Yo me quedo, a brindar por mi, a brindar por ti.
Me quedo a mirar el cielo azul, a ver el destello del sol, a llenarme de esperanza con los muros caídos.
Me quedo, pensando, haciendo, queriendo para finalmente tomar té. Y café, en la mañana. Y así, cuando las luces iluminan el suelo nocturno, todos los días, todas las noches.
Yo me quedo, aún cuando el silencio se me hace eterno y te miro a vos, tan taciturna, tan herida, como animal triste y te acaricio, solemne, sutilmente, entre los párpados, en el entrecejo, en la espalda, en el lóbulo de tu oreja izquierda, te acaricio el cabello para arrullarte, para soñarte, para palparte y morirme.
Sí, morirme.
Abalanzarme a la muerte, que es como un sueño, un fatalismo y me siento viva, que irónico, la muerte que es la ausencia de todo y vuelo, me voy a otra parte, la mirada se me va a otra parte, me pierdo, me encuentro, me pierdo, me miro, me pierdo, me ausento y estoy.

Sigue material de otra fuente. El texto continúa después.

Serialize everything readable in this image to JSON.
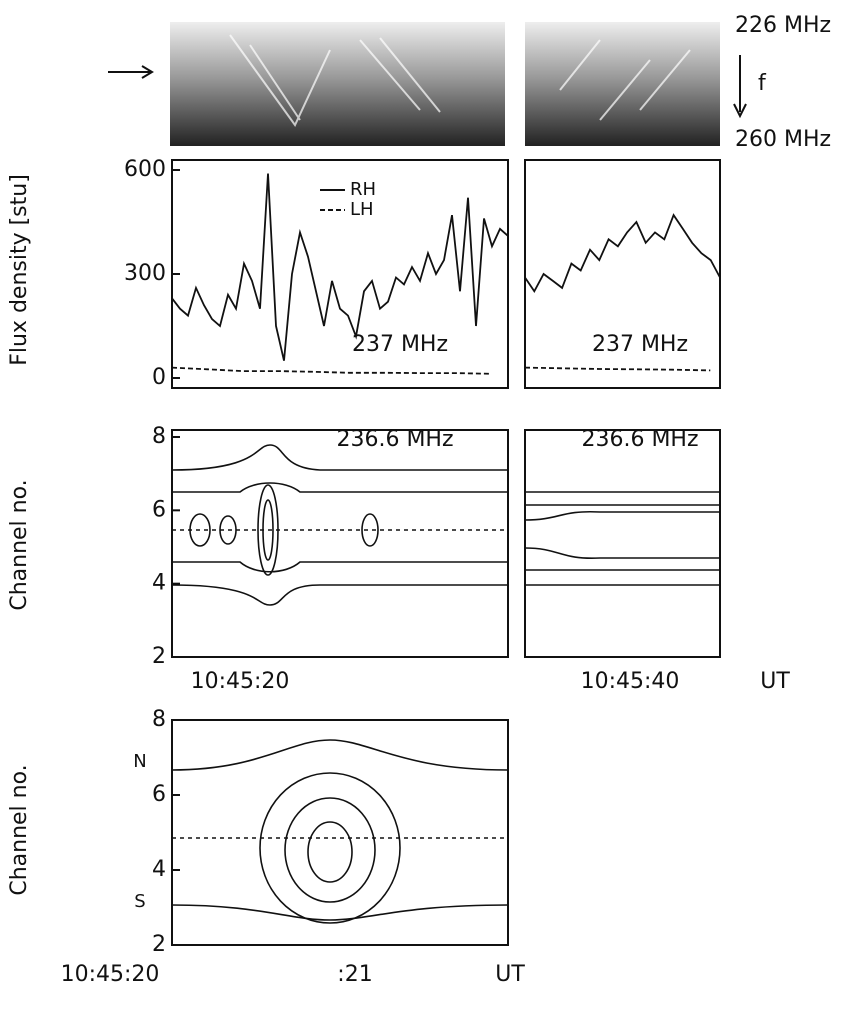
{
  "spectrogram": {
    "top_label": "226 MHz",
    "axis_label": "f",
    "bottom_label": "260 MHz"
  },
  "chart_data": [
    {
      "type": "line",
      "ylabel": "Flux density [stu]",
      "annotation": "237 MHz",
      "ylim": [
        0,
        600
      ],
      "yticks": [
        0,
        300,
        600
      ],
      "series": [
        {
          "name": "RH",
          "color": "#111111",
          "linestyle": "solid",
          "values": [
            230,
            200,
            180,
            260,
            210,
            170,
            150,
            240,
            200,
            330,
            280,
            200,
            590,
            150,
            50,
            300,
            420,
            350,
            250,
            150,
            280,
            200,
            180,
            120,
            250,
            280,
            200,
            220,
            290,
            270,
            320,
            280,
            360,
            300,
            340,
            470,
            250,
            520,
            150,
            460,
            380,
            430,
            410
          ]
        },
        {
          "name": "LH",
          "color": "#111111",
          "linestyle": "dashed",
          "values": [
            30,
            25,
            20,
            20,
            18,
            15,
            15,
            14,
            14,
            12
          ]
        }
      ]
    },
    {
      "type": "line",
      "annotation": "237 MHz",
      "ylim": [
        0,
        600
      ],
      "series": [
        {
          "color": "#111111",
          "linestyle": "solid",
          "values": [
            290,
            250,
            300,
            280,
            260,
            330,
            310,
            370,
            340,
            400,
            380,
            420,
            450,
            390,
            420,
            400,
            470,
            430,
            390,
            360,
            340,
            290
          ]
        },
        {
          "color": "#111111",
          "linestyle": "dashed",
          "values": [
            30,
            28,
            26,
            25,
            24,
            22
          ]
        }
      ]
    },
    {
      "type": "contour",
      "ylabel": "Channel no.",
      "annotation": "236.6 MHz",
      "ylim": [
        2,
        8
      ],
      "yticks": [
        2,
        4,
        6,
        8
      ],
      "xticklabels": [
        "10:45:20"
      ]
    },
    {
      "type": "contour",
      "annotation": "236.6 MHz",
      "ylim": [
        2,
        8
      ],
      "xticklabels": [
        "10:45:40"
      ],
      "xlabel": "UT"
    },
    {
      "type": "contour",
      "ylabel": "Channel no.",
      "ylim": [
        2,
        8
      ],
      "yticks": [
        2,
        4,
        6,
        8
      ],
      "xticklabels": [
        "10:45:20",
        ":21"
      ],
      "xlabel": "UT",
      "north_label": "N",
      "south_label": "S"
    }
  ]
}
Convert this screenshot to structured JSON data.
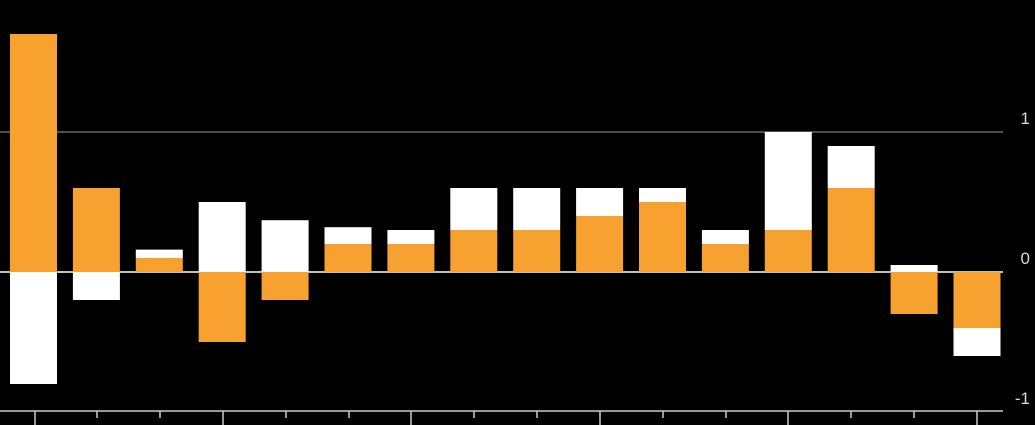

Me voy, para quedarme, sin tener que irme.
No podría existir sin ésta muerte, no podría desfallecer sin ésta vida, no podría. No podría.
Yo me quedo, para que me acaricie la muerte y dormir en el lecho de la vida, trenzarme el cabello y bailar bajo el agua, desnudarme bajo el agua de tus manos, bajo el mundo de esta manos, bajo la magia de estas manos, que logran ser multiverso recostadas en la cama.
Me quedo, quizá a veces con el sueño un poco despierto, con las manos tibias y a veces frías, con el tiempo que transcurre cuando una lágrima cae lento y se convierte en lluvia.
Me quedo,
entre la muerte,
entre el sueño,
entre el despertar asomándose bajo la cortina,
entre todo pensamiento poco sensato que aflore en esa mente azul, brillante, iluminada.
Me quedo aquí, ahora, en el presente, sin mirar atrás.